### Video Transcript

The “lead” in pencils is a graphite
composition with a Young’s modulus of 1.0 times 10 to the ninth newtons per meter
squared. Calculate the change in length of
the lead in an automatic pencil when it is tapped straight into a pencil with a
force of 4.0 newtons. The lead is 0.50 millimeters in
diameter and 60 millimeters long.

We want to calculate the change in
the length of the lead, which we can call Δ𝐿. And we’re told the Young’s modulus
of this material, which we’ll label 𝑌 sub 𝑚. The force with which the lead is
tapped into the pencil of 4.0 newtons we’ll call 𝐹. And we’re told the lead’s diameter
as well as its original length. We’ll label these 𝐷 and 𝐿,
respectively. We can start on our solution by
recalling that the Young’s modulus, 𝑌 sub 𝑚, is equal to stress divided by strain,
where stress is equal to a force divided by an area and the strain 𝜀 is equal to
the change in length Δ𝐿 divided by the original length.

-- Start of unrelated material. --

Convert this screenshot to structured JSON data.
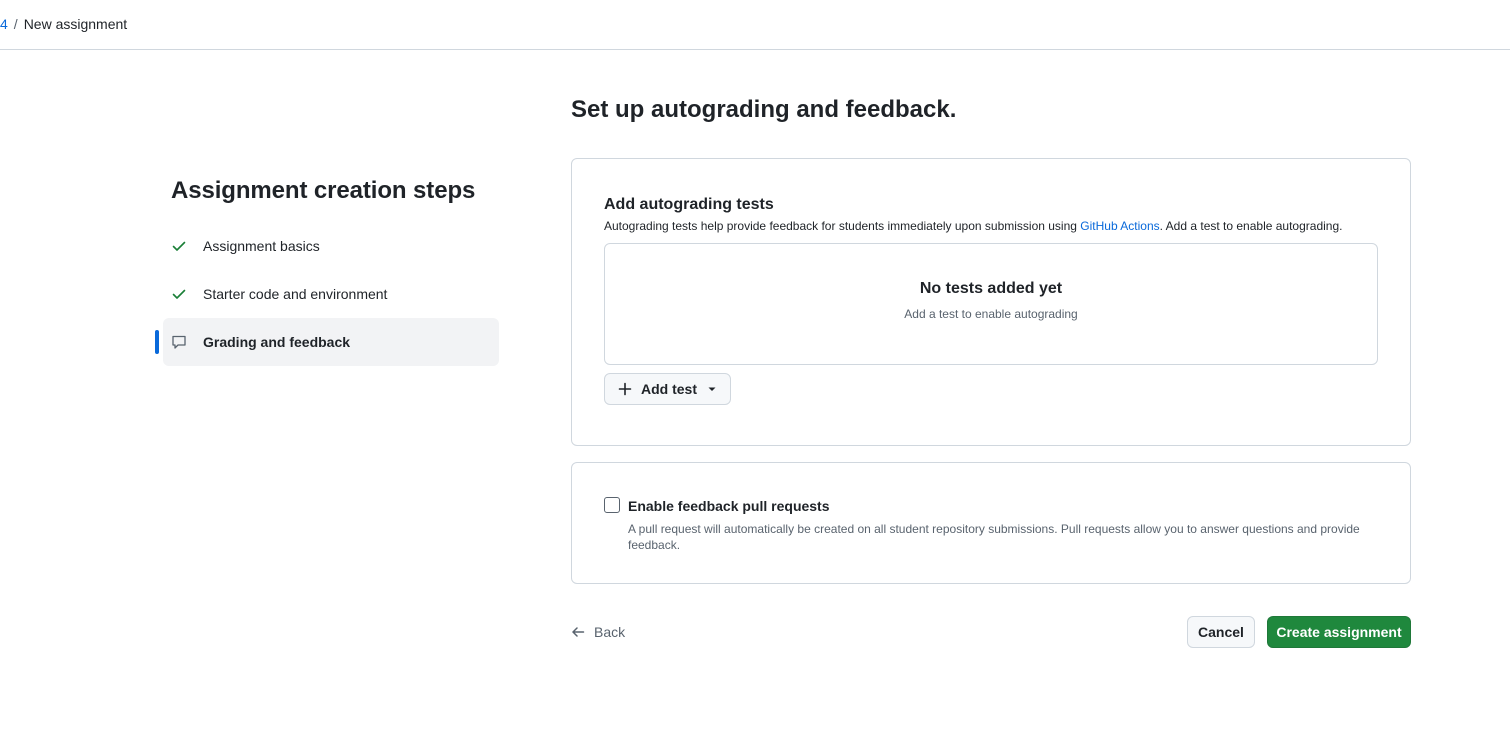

Combining all three of these
relationships, we can say that the Young’s modulus, 𝑌 sub 𝑚, is equal to force
divided by area, all divided by Δ𝐿, the change in length, over 𝐿, the original
length. We want to solve of course for
Δ𝐿. So we rearrange this equation. Δ𝐿 is equal to 𝐹 times 𝐿 divided
by 𝑌 sub 𝑚 times 𝐴. The area 𝐴 is the cross section of
our circular shaft of graphite and therefore equals 𝜋 over four times 𝐷
squared. Altogether then, we have an
expression now for Δ𝐿 in terms of variables we’ve been given in the problem
statement.

Plugging in all these values, being
sure to convert our length to units of meters as well as our diameter 𝐷, we find
that Δ𝐿, to two significant figures, is 1.2 millimeters. That’s the change in the length of
this shaft of graphite in response to the applied stress.